When you look at your overall spending throughout the year, it’s clear that cars take up a considerable amount of all our finances. In fact, just behind mortgages and rent, they tend to be the second most expensive part of a person’s life. If you own a car, you have to resign yourself to the fact they cost a lot of money. However, you don’t have to resign yourself to how much exactly they’re costing you. From the big one-time spends to the little ones you make every week, there are lots of ways to cut down how steep your auto costs are. We’re going to look at a few here.
Get your credit sorted
If you’re at the point where you’re looking for a new car or a new insurance deal, there’s one way to immediately improve the kind of deals you get. Credit ratings influence how much the monthly payments are on both of these agreements. If you have a history of getting into debt or falling behind on loans, it impacts your credit history. It puts you at a higher risk, so loan companies charge you more money. Get your credit report checked out so you see what you can do to improve it.
Budget for how much new car you can afford
One way to not find all those costs adding up to bite you in the rear is to do your calculations well in advance. Find out how much car you can afford with a loan or financing option. Take into account how much you tend to spend of fuel. Add in insurance costs. Finally, set some aside for maintenance costs. At the end, you should have a good idea of how much car you can reliably afford. It can also give you an idea of areas you can save in.
Choosing a more efficient car
The choice of car itself has a big effect on just how much you’ll be spending on it. The obvious cost the car directly influences is how fuel efficient it is. Before you buy a new or used car, check out its RPM and how its consumption compares to others in your budget. Sites like A1 Carriages have tools to help you do just that. There are some cars that will also cost you less simply because of how long lasting they are. It’s just as easy to find which cars tend to last longer in the hands of a responsible owner through the internet, too.
Using less fuel
Besides the kind of car that you drive, it’s easy to make changes to your car that will influence how much you spend on fuel. For one, consider using it less for those short distance trips. Take a look at your engine, too. Faulty or old spark plugs can have you using more fuel than you should be. Even your driving habits can have an effect on your fuel usage. For example, those who like to get off to a roaring start tend to consume a lot of fuel doing it.
Spending less time at the mechanics
One way it’s easy to spend a little less money is by needing less trips to the mechanics. Of course, we’re not suggesting you let your car suffer all kinds of problems. Rather, the key lies to being more proactive in the maintenance and fixes of your car. Some of the more serious problems and those all-important scheduled checks can’t be ignored. However, simpler procedures like changing the fluids are easy to learn. Get a bit more hands-on with your motor and you can save thousands over the years.

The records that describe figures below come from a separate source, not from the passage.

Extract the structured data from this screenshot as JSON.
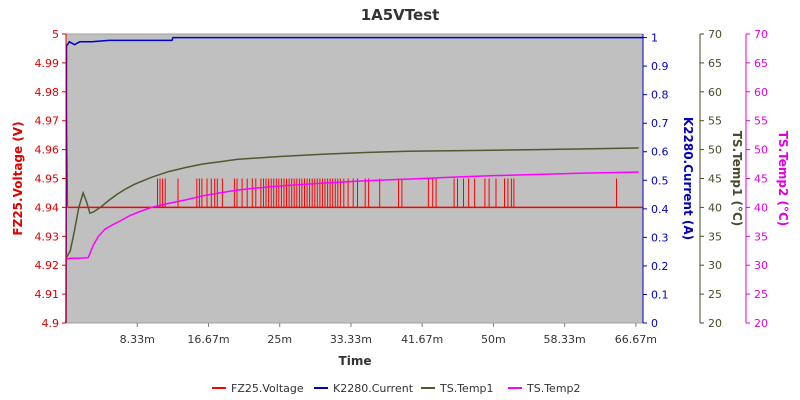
{
  "chart_data": {
    "type": "line",
    "title": "1A5VTest",
    "xlabel": "Time",
    "x_ticks": [
      "8.33m",
      "16.67m",
      "25m",
      "33.33m",
      "41.67m",
      "50m",
      "58.33m",
      "66.67m"
    ],
    "x_tick_values": [
      8.333,
      16.667,
      25,
      33.333,
      41.667,
      50,
      58.333,
      66.667
    ],
    "xlim": [
      0,
      67.5
    ],
    "grid": false,
    "legend": "bottom",
    "axes": [
      {
        "label": "FZ25.Voltage (V)",
        "color": "#e00000",
        "ylim": [
          4.9,
          5.0
        ],
        "ticks": [
          "4.9",
          "4.91",
          "4.92",
          "4.93",
          "4.94",
          "4.95",
          "4.96",
          "4.97",
          "4.98",
          "4.99",
          "5"
        ]
      },
      {
        "label": "K2280.Current (A)",
        "color": "#0000c0",
        "ylim": [
          0,
          1.0125
        ],
        "ticks": [
          "0",
          "0.1",
          "0.2",
          "0.3",
          "0.4",
          "0.5",
          "0.6",
          "0.7",
          "0.8",
          "0.9",
          "1"
        ]
      },
      {
        "label": "TS.Temp1 (°C)",
        "color": "#4a4a2a",
        "ylim": [
          20,
          70
        ],
        "ticks": [
          "20",
          "25",
          "30",
          "35",
          "40",
          "45",
          "50",
          "55",
          "60",
          "65",
          "70"
        ]
      },
      {
        "label": "TS.Temp2 (°C)",
        "color": "#e000e0",
        "ylim": [
          20,
          70
        ],
        "ticks": [
          "20",
          "25",
          "30",
          "35",
          "40",
          "45",
          "50",
          "55",
          "60",
          "65",
          "70"
        ]
      }
    ],
    "series": [
      {
        "name": "FZ25.Voltage",
        "color": "#ff0000",
        "axis": 0,
        "base": 4.94,
        "peak": 4.95,
        "initial": [
          [
            0.05,
            4.98
          ],
          [
            0.2,
            4.94
          ]
        ],
        "spikes": [
          10.7,
          11.0,
          11.3,
          11.6,
          13.1,
          15.3,
          15.6,
          15.9,
          16.5,
          17.0,
          17.4,
          17.7,
          18.3,
          19.7,
          20.0,
          20.6,
          21.2,
          21.8,
          22.2,
          22.8,
          23.1,
          23.4,
          23.7,
          24.0,
          24.3,
          24.6,
          24.9,
          25.2,
          25.5,
          25.8,
          26.1,
          26.4,
          26.7,
          27.0,
          27.3,
          27.6,
          27.9,
          28.2,
          28.5,
          28.8,
          29.1,
          29.4,
          29.7,
          30.0,
          30.3,
          30.6,
          30.9,
          31.2,
          31.5,
          31.8,
          32.1,
          32.5,
          33.0,
          33.6,
          34.1,
          35.0,
          35.4,
          36.7,
          38.9,
          39.3,
          42.4,
          42.9,
          43.3,
          45.4,
          45.8,
          46.5,
          47.1,
          47.8,
          49.0,
          49.5,
          50.3,
          51.3,
          51.7,
          52.1,
          52.4,
          64.4
        ]
      },
      {
        "name": "K2280.Current",
        "color": "#0000cc",
        "axis": 1,
        "points": [
          [
            0,
            0
          ],
          [
            0.06,
            0.97
          ],
          [
            0.4,
            0.985
          ],
          [
            1.0,
            0.975
          ],
          [
            1.6,
            0.985
          ],
          [
            3.0,
            0.985
          ],
          [
            5.0,
            0.99
          ],
          [
            8.0,
            0.99
          ],
          [
            12.4,
            0.99
          ],
          [
            12.5,
            1.0
          ],
          [
            67.5,
            1.0
          ]
        ]
      },
      {
        "name": "TS.Temp1",
        "color": "#4d5a2e",
        "axis": 2,
        "points": [
          [
            0,
            31.2
          ],
          [
            0.5,
            32.5
          ],
          [
            1.0,
            36.0
          ],
          [
            1.5,
            40.0
          ],
          [
            2.0,
            42.5
          ],
          [
            2.4,
            41.0
          ],
          [
            2.8,
            39.0
          ],
          [
            3.2,
            39.2
          ],
          [
            4.0,
            40.0
          ],
          [
            5.0,
            41.2
          ],
          [
            6.0,
            42.3
          ],
          [
            7.0,
            43.2
          ],
          [
            8.0,
            44.0
          ],
          [
            9.0,
            44.6
          ],
          [
            10.0,
            45.2
          ],
          [
            12.0,
            46.2
          ],
          [
            14.0,
            46.9
          ],
          [
            16.0,
            47.5
          ],
          [
            18.0,
            47.9
          ],
          [
            20.0,
            48.3
          ],
          [
            25.0,
            48.8
          ],
          [
            30.0,
            49.2
          ],
          [
            35.0,
            49.5
          ],
          [
            40.0,
            49.7
          ],
          [
            45.0,
            49.8
          ],
          [
            50.0,
            49.9
          ],
          [
            55.0,
            50.0
          ],
          [
            60.0,
            50.1
          ],
          [
            67.0,
            50.3
          ]
        ]
      },
      {
        "name": "TS.Temp2",
        "color": "#ff00ff",
        "axis": 3,
        "points": [
          [
            0,
            31.0
          ],
          [
            0.5,
            31.2
          ],
          [
            1.5,
            31.2
          ],
          [
            2.6,
            31.3
          ],
          [
            3.2,
            33.5
          ],
          [
            3.8,
            35.0
          ],
          [
            4.6,
            36.3
          ],
          [
            5.5,
            37.0
          ],
          [
            6.5,
            37.8
          ],
          [
            7.5,
            38.6
          ],
          [
            8.5,
            39.2
          ],
          [
            10.0,
            40.0
          ],
          [
            12.0,
            40.7
          ],
          [
            14.0,
            41.3
          ],
          [
            16.0,
            42.0
          ],
          [
            18.0,
            42.5
          ],
          [
            20.0,
            43.0
          ],
          [
            22.0,
            43.3
          ],
          [
            25.0,
            43.7
          ],
          [
            30.0,
            44.2
          ],
          [
            35.0,
            44.6
          ],
          [
            40.0,
            44.9
          ],
          [
            45.0,
            45.2
          ],
          [
            50.0,
            45.5
          ],
          [
            55.0,
            45.7
          ],
          [
            60.0,
            45.9
          ],
          [
            67.0,
            46.1
          ]
        ]
      }
    ]
  }
}
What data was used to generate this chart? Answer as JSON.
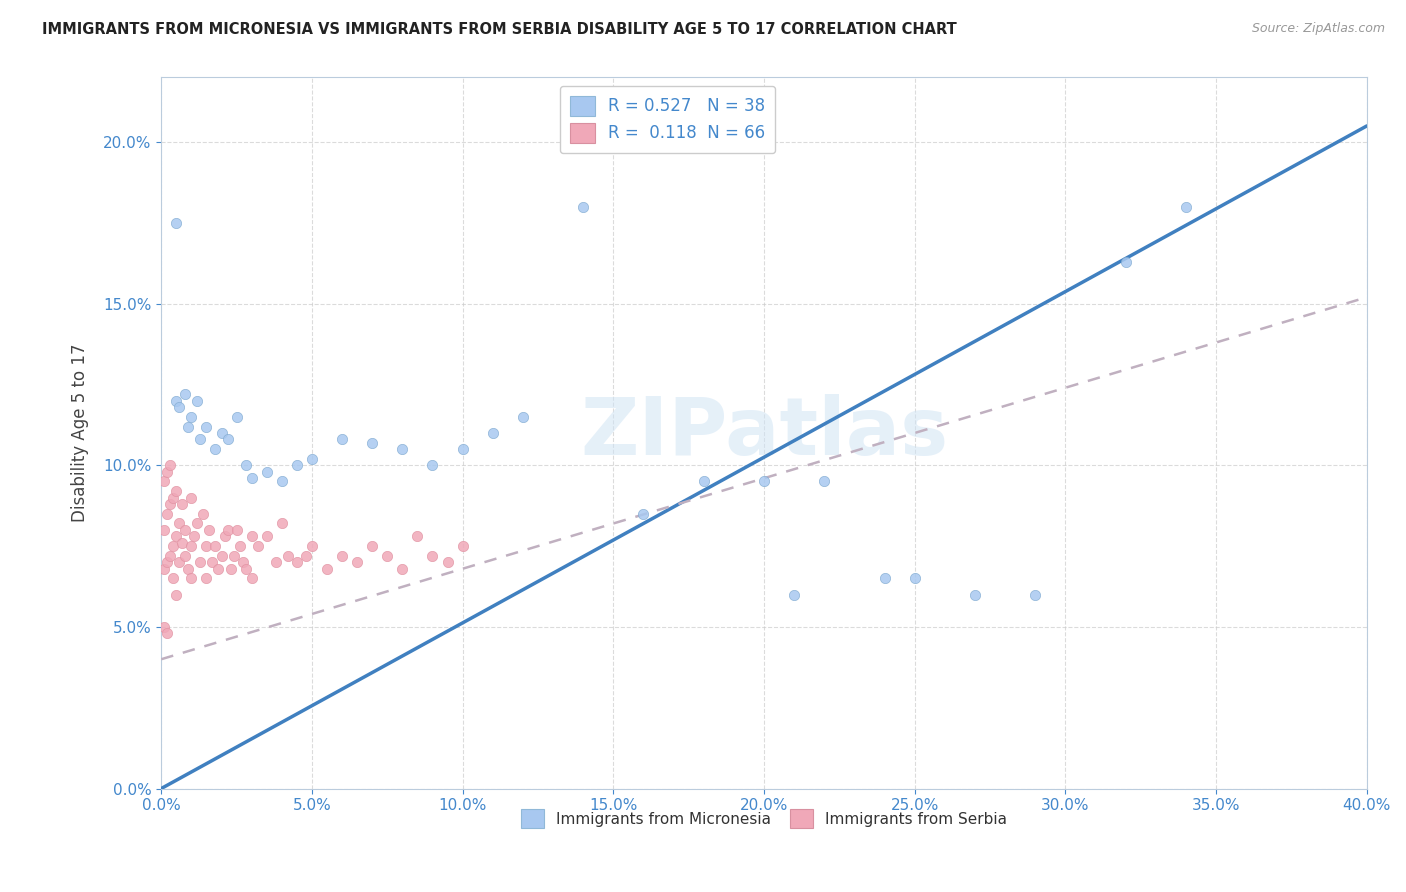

Choosing insurance carefully
Insurance is another one of the long running, regular costs we have to running a car. Our choice of insurance can also have a huge factor in how much we spend overall. For one, consider what kind of insurance you’re likely to need. Naturally, you want coverage for those unforeseen problems. Liability insurance is required by law in most places, for example. Collision is optional, but well worth considering since you don’t want to be out of pocket in the event of an accident. Some draw the line at comprehensive, however. A lot of the damage that can be done naturally, like hail or storm damage can be protected against.
Getting something back out of it
This isn’t so much a way of saving. It is, however, an important part of making better financial choices regarding your car. Car resale value is something that you tend to think more of as you become a more experienced driver. Particularly, how to retain it. Cars depreciate, there’s no stopping that. They begin to lose value as soon as they leave the garage. However, there are ways to slow that tide. For example, keeping your car free of dents or scratches.
Keep your old car just a little longer
Did you know that actually holding onto a car for a bit longer can actually be a more economically viable option? Obviously, if a car has great resale value, you want to sell it while it still has it. But you shouldn’t jump the gun and sell it too early, either. For one, it lets you enjoy life without car finance payments. That can give you the perfect opportunity to save some money. That money can be used to pay a bigger deductible or your insurance or take a chunk off your next car loan.
There are a lot of ways to make the joy of owning a car a little less painful on your wallet. The first step is to make the best financial decisions when you’re buying a car. Budget and find out what insurance and finance deals are best for you. The efficiency of a car, fuel-related and otherwise, is something you should consider more often, too. Then there are running ways you can keep down those costs. Drive a little less. Look after your car a little better. Keep learning more methods of these and you’ll be saving a lot in the long run.